In Daniell v. Shaw the Court found that such an act if valid to be an incumbrance, and that the complainant, the vendor, did not have a marketable title. And then said:

*286“The plaintiff asks us to declare his title good, by declaring the statute unconstitutional. The defendant ought not to be compelled to accept such a title.”

But where as here the Court has a decided conviction upon á point raised in the case, the conviction may without any impropriety be stated.

It is well settled on reasonable grounds that a statute such as the above is invalid if applicable.

“A statute denying compensation for any building erected on land after filing a map of a proposed street across it, although proceedings to open the street or condemn the land have not been begun, and perhaps never will be, is unconstitutional as depriving the owner of property without just compensation.” 36 L. R. A. (N. S.) 278, note; Forster v. Scott, 136 N. Y. 577, 32 N. E. 976, 18 L. R. A. 543; Moale v. Baltimore, 5 Md. 314, 61 Am. Dec. 276; People v. Priest, 206 N. Y. 274, 99 N. E. 547—approving and following Forster v. Scott.
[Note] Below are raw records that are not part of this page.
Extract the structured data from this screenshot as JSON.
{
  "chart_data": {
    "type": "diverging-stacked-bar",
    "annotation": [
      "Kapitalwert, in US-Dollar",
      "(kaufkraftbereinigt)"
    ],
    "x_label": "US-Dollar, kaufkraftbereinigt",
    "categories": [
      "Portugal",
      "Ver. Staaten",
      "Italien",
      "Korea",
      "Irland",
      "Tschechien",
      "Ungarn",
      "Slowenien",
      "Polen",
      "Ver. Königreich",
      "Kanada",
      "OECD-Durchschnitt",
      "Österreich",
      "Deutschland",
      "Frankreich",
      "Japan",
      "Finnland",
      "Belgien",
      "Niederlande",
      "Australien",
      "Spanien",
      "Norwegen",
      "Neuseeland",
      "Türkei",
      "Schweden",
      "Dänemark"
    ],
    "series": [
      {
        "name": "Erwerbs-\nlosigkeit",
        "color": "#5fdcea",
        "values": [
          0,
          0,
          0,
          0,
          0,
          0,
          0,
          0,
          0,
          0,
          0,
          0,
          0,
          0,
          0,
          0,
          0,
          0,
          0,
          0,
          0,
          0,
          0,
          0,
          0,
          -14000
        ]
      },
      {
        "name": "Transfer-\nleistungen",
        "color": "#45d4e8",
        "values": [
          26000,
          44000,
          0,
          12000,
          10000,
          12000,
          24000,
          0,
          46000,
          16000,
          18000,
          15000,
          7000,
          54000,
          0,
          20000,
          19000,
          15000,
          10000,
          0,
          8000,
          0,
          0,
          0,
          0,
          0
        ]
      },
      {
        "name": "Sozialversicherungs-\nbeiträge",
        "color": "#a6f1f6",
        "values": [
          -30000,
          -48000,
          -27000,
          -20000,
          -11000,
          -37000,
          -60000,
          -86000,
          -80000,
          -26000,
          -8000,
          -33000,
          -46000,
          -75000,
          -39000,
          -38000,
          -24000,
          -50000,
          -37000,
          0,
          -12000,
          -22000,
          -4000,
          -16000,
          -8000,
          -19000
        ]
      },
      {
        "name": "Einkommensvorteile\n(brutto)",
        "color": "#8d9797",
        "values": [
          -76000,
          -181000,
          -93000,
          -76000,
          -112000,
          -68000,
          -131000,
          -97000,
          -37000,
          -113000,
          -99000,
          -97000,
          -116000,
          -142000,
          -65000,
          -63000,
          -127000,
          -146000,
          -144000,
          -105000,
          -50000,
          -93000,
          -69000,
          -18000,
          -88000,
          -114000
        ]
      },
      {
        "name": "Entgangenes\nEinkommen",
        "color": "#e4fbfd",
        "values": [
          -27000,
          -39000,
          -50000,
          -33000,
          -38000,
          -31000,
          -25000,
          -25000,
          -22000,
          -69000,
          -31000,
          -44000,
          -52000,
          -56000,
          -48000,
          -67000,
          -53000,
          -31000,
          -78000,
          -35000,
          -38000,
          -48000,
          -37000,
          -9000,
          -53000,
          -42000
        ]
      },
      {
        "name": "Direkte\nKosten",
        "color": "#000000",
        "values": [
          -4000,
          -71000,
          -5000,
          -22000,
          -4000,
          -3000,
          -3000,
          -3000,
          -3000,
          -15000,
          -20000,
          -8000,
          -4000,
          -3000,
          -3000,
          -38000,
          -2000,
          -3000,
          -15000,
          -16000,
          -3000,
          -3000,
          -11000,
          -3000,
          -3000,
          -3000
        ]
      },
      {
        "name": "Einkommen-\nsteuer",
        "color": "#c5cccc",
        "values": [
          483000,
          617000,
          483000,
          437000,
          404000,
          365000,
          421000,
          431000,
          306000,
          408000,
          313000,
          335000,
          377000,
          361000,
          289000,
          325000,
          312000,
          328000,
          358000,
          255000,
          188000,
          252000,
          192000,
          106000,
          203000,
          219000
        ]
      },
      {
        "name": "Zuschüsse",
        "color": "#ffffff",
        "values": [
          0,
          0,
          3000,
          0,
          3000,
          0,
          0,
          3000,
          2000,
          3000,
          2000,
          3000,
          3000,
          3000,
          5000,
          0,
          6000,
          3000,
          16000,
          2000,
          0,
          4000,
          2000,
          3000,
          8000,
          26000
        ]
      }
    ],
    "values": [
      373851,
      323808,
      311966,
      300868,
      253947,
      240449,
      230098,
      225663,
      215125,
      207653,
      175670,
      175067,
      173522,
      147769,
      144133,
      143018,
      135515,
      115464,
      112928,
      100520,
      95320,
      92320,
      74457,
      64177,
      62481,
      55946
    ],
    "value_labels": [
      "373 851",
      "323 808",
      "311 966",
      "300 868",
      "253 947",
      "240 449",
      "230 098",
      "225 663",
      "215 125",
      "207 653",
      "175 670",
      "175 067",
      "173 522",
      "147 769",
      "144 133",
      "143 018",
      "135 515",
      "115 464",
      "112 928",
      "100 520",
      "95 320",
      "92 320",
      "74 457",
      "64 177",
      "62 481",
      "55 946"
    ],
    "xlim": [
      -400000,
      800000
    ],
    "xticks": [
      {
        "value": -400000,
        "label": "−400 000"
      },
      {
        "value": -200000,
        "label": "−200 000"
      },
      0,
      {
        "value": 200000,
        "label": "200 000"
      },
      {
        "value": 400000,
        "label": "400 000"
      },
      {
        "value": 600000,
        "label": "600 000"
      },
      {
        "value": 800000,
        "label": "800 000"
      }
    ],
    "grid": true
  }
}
In Forster v. Scott, 136 N. Y. 577, 32 N. E. 976, there was a statute denying compensation for any building erected on land after filing a map of a proposed street across it, and it was held that it deprives the owner of his property, without just compensation and was, therefore, unconstitutional, though proceedings to open the street or condemn the land may not have been begun and may never be. If valid, the act impairs the value of the property and is an incumbrance, for it restricts the use of the property in that it could not be used for building purposes, except at the risk of the owner of losing the cost of the building at some time in the future:

• “Whenever a law deprives the owner of the beneficial use and free enjoyment of his property, or imposes restraint upon such use and enjoyment that materially affects its value, without legal process or compensation, it deprives him of his property within the meaning of the Constitution.”

And, further, actual physical taking is not necessary so long as free use and enjoyment is affected.

In Moale v. City of Baltimore, 5 Md. 314, 61 Am. Dec. 276, a statute that no person shall be entitled to damages for any improvement, unless the same shall have been made or erected before the laying out or locating such street, denies the owner of the use of his land without compensation and is unconstitutional and void. See, also, City of St. Louis v. Hill, 116 Mo. 527, 22 S. W. *287861, 21 L. R. A. 226. These authorities are convincing and none have been found to support a contrary view or uphold the validity of an enactment such as this provision of the charter of the city.

For the defendant there were other principles invoked, such as hardship on the buyer resulting from his loss of a sale of the property at a handsome profit, the depreciation in value of the property, and his parting with the moneys with which he expected to pay for the property, and other reasons why it would be inequitable to compel him now to take the property. But no opinion is expressed on these points.

There is here shown no sufficient reasons for the exercise of that discretion vested in a court of equity to compel the buyer to take this property no#, and it is more just to hold the parties . to a performance of the contract they have made and not to relieve one of them of the consequences of an inexcusable failure to perform her part of the contract. At that time when it was the duty of the vendor to convey the land she had sold she did not have a good marketable title to all of it in fee simple, and unreasonably failed to perfect her title in time to comply with the terms of her agreement.

The complainant will be denied relief against the defendant, and her bill must be dismissed with costs of all parties on her.

Let a decree be entered accordingly.